Além dessas regras, quem trabalha com vínculo de emprego possui direitos como salário, férias com acréscimo de um terço, décimo terceiro, FGTS, repouso semanal remunerado, horas extras e adicional noturno, quando devido.

Como funciona o adicional de periculosidade?

O artigo 193 da CLT prevê adicional de 30% para atividades perigosas realizadas com motocicleta. O percentual incide sobre o salário-base, sem incluir gratificações, prêmios ou participação nos lucros.

Em dezembro de 2025, o Ministério do Trabalho e Emprego publicou a Portaria nº 2.021, que aprovou um novo Anexo V da NR-16. As regras entraram em vigor em 3 de abril de 2026 e substituíram a regulamentação anterior, que havia sido anulada judicialmente.

Pela nova norma, é considerada perigosa a atividade profissional que exige o deslocamento do trabalhador em motocicleta por vias abertas à circulação pública. Esse é o caso típico de motoboys e entregadores contratados como empregados.

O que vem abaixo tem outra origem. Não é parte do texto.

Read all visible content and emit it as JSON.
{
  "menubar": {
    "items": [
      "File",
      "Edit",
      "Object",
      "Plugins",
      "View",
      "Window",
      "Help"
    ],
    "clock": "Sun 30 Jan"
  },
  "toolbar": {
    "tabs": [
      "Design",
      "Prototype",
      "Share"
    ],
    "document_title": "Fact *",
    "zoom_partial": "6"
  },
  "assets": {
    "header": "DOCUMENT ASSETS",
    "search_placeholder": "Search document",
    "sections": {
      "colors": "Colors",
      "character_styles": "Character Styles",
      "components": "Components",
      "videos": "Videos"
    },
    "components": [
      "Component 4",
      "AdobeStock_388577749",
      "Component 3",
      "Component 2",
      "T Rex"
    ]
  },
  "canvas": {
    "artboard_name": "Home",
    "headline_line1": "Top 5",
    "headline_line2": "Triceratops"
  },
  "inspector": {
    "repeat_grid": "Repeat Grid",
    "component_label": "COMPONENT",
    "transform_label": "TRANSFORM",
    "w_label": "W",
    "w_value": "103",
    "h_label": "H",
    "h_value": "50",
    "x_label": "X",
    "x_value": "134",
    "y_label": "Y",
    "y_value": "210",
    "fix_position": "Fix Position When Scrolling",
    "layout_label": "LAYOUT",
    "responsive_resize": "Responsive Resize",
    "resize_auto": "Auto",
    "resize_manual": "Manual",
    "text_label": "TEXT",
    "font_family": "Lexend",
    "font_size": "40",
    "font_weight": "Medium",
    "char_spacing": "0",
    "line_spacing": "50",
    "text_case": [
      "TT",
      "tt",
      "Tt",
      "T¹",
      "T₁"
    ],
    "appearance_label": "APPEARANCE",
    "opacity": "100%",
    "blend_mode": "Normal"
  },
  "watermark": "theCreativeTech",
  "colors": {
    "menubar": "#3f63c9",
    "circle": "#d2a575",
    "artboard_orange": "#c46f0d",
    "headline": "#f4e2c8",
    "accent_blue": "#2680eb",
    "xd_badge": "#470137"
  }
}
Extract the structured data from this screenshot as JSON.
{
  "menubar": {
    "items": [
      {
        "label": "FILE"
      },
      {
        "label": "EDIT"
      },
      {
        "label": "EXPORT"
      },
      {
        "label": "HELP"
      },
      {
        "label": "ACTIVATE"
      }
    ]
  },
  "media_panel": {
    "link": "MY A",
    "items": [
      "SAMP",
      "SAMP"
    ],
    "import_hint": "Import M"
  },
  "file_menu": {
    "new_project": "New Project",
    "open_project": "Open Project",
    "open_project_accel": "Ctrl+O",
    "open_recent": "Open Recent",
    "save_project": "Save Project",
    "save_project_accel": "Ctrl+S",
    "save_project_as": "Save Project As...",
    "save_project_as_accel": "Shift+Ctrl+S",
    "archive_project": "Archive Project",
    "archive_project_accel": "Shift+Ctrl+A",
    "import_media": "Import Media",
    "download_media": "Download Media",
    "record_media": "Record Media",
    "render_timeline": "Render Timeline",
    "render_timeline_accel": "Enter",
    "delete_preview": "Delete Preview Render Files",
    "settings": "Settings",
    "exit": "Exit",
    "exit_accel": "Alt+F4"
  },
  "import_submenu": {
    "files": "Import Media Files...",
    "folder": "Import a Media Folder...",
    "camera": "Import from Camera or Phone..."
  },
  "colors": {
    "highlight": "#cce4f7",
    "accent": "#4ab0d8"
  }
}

Quando o adicional não é devido?

A nova regulamentação também esclareceu que o adicional não se aplica quando a motocicleta é utilizada:

  • Apenas no trajeto entre a residência e o trabalho;
  • Exclusivamente em locais privados ou vias internas;
  • Somente em veículos que não exigem habilitação ou emplacamento;
  • de maneira eventual ou por tempo extremamente reduzido;
  • exclusivamente em determinadas estradas locais e caminhos entre povoações, conforme a norma.

A caracterização ou descaracterização da periculosidade deve ser feita por laudo elaborado por médico do trabalho ou engenheiro de segurança do trabalho. Esse documento deve ficar disponível aos trabalhadores, ao sindicato e à fiscalização.

É importante lembrar que os direitos previstos na CLT dependem da existência de vínculo empregatício. Motoboys autônomos ou que trabalham por aplicativos podem ter uma situação jurídica diferente, que deve ser analisada conforme a realidade da prestação do serviço.